Hij daalt met bazuingeschal.
d' Eng'lenstem wordt dra vernomen:
"Ja, Hij komt, die komen zal!"
Geest en Bruid, zij roepen samen:
"Kom, o Bruidegom en Hoofd!
Schenk vervulling op het Amen,
doe, hetgeen Gij hebt beloofd!"
[2]
Ja, Gij komt!
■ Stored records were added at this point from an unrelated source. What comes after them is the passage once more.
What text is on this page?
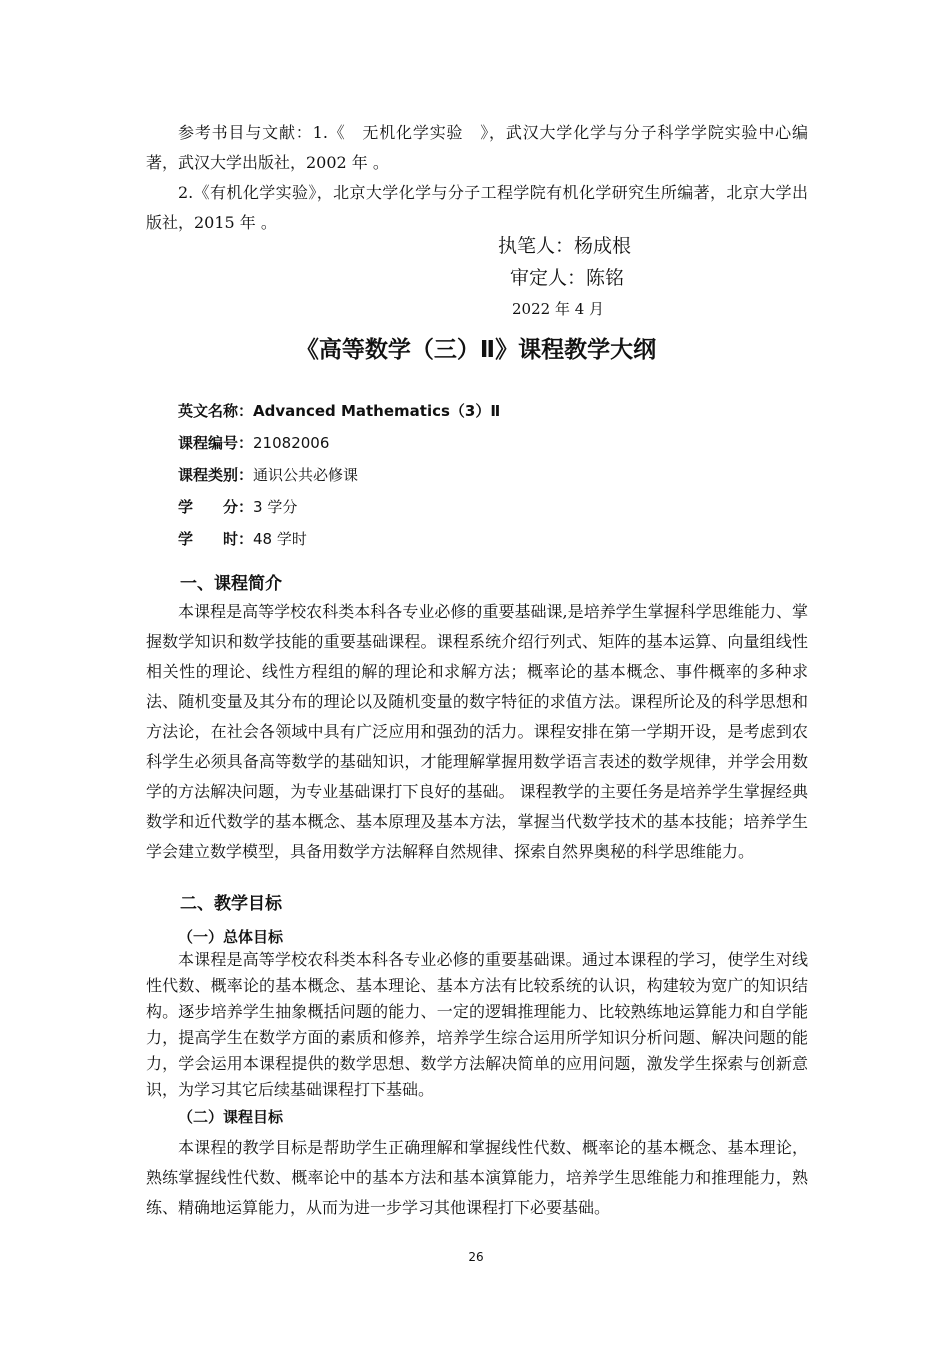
参考书目与文献：1.《　无机化学实验　》，武汉大学化学与分子科学学院实验中心编著，武汉大学出版社，2002 年 。

2.《有机化学实验》，北京大学化学与分子工程学院有机化学研究生所编著，北京大学出版社，2015 年 。

执笔人：杨成根
审定人：陈铭
2022 年 4 月
《高等数学（三）Ⅱ》课程教学大纲
英文名称：Advanced Mathematics（3）Ⅱ
课程编号：21082006
课程类别：通识公共必修课
学　　分：3 学分
学　　时：48 学时
一、课程简介

本课程是高等学校农科类本科各专业必修的重要基础课,是培养学生掌握科学思维能力、掌握数学知识和数学技能的重要基础课程。课程系统介绍行列式、矩阵的基本运算、向量组线性相关性的理论、线性方程组的解的理论和求解方法；概率论的基本概念、事件概率的多种求法、随机变量及其分布的理论以及随机变量的数字特征的求值方法。课程所论及的科学思想和方法论，在社会各领域中具有广泛应用和强劲的活力。课程安排在第一学期开设，是考虑到农科学生必须具备高等数学的基础知识，才能理解掌握用数学语言表述的数学规律，并学会用数学的方法解决问题，为专业基础课打下良好的基础。 课程教学的主要任务是培养学生掌握经典数学和近代数学的基本概念、基本原理及基本方法，掌握当代数学技术的基本技能；培养学生学会建立数学模型，具备用数学方法解释自然规律、探索自然界奥秘的科学思维能力。

二、教学目标
（一）总体目标

本课程是高等学校农科类本科各专业必修的重要基础课。通过本课程的学习，使学生对线性代数、概率论的基本概念、基本理论、基本方法有比较系统的认识，构建较为宽广的知识结构。逐步培养学生抽象概括问题的能力、一定的逻辑推理能力、比较熟练地运算能力和自学能力，提高学生在数学方面的素质和修养，培养学生综合运用所学知识分析问题、解决问题的能力，学会运用本课程提供的数学思想、数学方法解决简单的应用问题，激发学生探索与创新意识，为学习其它后续基础课程打下基础。

（二）课程目标

本课程的教学目标是帮助学生正确理解和掌握线性代数、概率论的基本概念、基本理论，熟练掌握线性代数、概率论中的基本方法和基本演算能力，培养学生思维能力和推理能力，熟练、精确地运算能力，从而为进一步学习其他课程打下必要基础。

26
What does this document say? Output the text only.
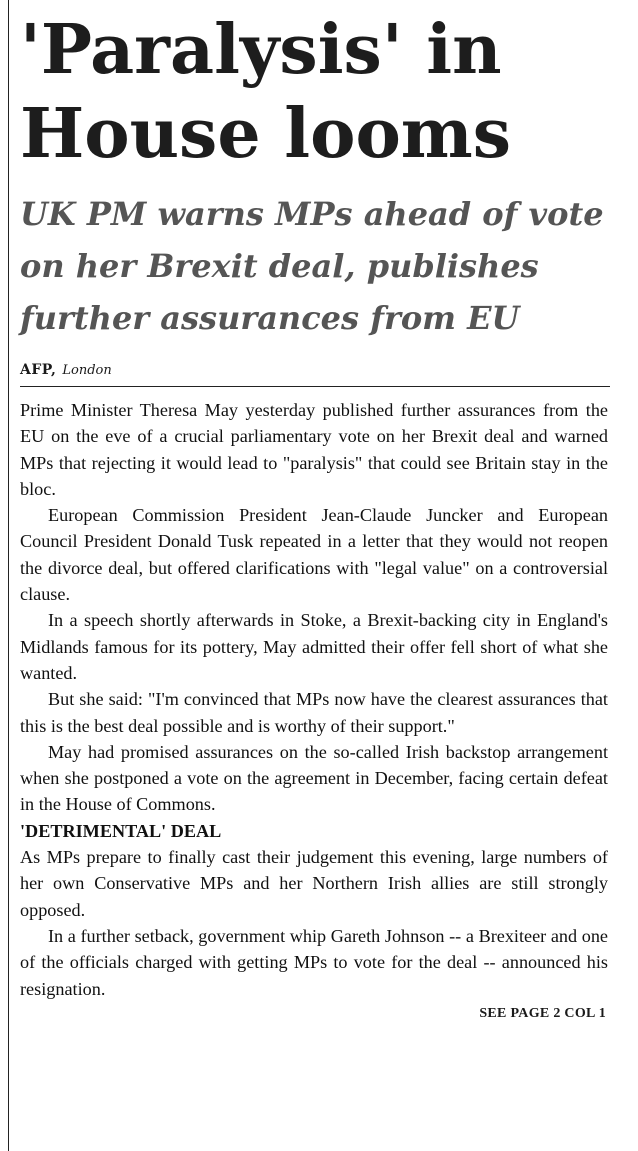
'Paralysis' in
House looms
UK PM warns MPs ahead of vote
on her Brexit deal, publishes
further assurances from EU
AFP, London

Prime Minister Theresa May yesterday published further assurances from the EU on the eve of a crucial parliamentary vote on her Brexit deal and warned MPs that rejecting it would lead to "paralysis" that could see Britain stay in the bloc.

European Commission President Jean-Claude Juncker and European Council President Donald Tusk repeated in a letter that they would not reopen the divorce deal, but offered clarifications with "legal value" on a controversial clause.

In a speech shortly afterwards in Stoke, a Brexit-backing city in England's Midlands famous for its pottery, May admitted their offer fell short of what she wanted.

But she said: "I'm convinced that MPs now have the clearest assurances that this is the best deal possible and is worthy of their support."

May had promised assurances on the so-called Irish backstop arrangement when she postponed a vote on the agreement in December, facing certain defeat in the House of Commons.

'DETRIMENTAL' DEAL

As MPs prepare to finally cast their judgement this evening, large numbers of her own Conservative MPs and her Northern Irish allies are still strongly opposed.

In a further setback, government whip Gareth Johnson -- a Brexiteer and one of the officials charged with getting MPs to vote for the deal -- announced his resignation.

SEE PAGE 2 COL 1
Gij haalt in luister
Uwe Bruid van d' aarde af;
Gij werpt satan in de kluister
en aanvaardt de heerserstaf.
Heerlijk delen wij, o Here,
in Uw grootheid, nooit aanschouwd.
Schitt'rend prijkt Uw macht en ere!
Zalig, die Uw Woord vertrouwt!
[3]
Blijde hoop, met U te leven
in Uw heerlijkheid, o Heer!
Eeuwig Uwe troon t' omgeven,
dáár te zingen tot Uw eer.
Dáár, in Uwe troon gezeten,
aan des vijands macht ontrukt,
is het leed der aard vergeten,
dat Uw pelgrim vaak hier drukt.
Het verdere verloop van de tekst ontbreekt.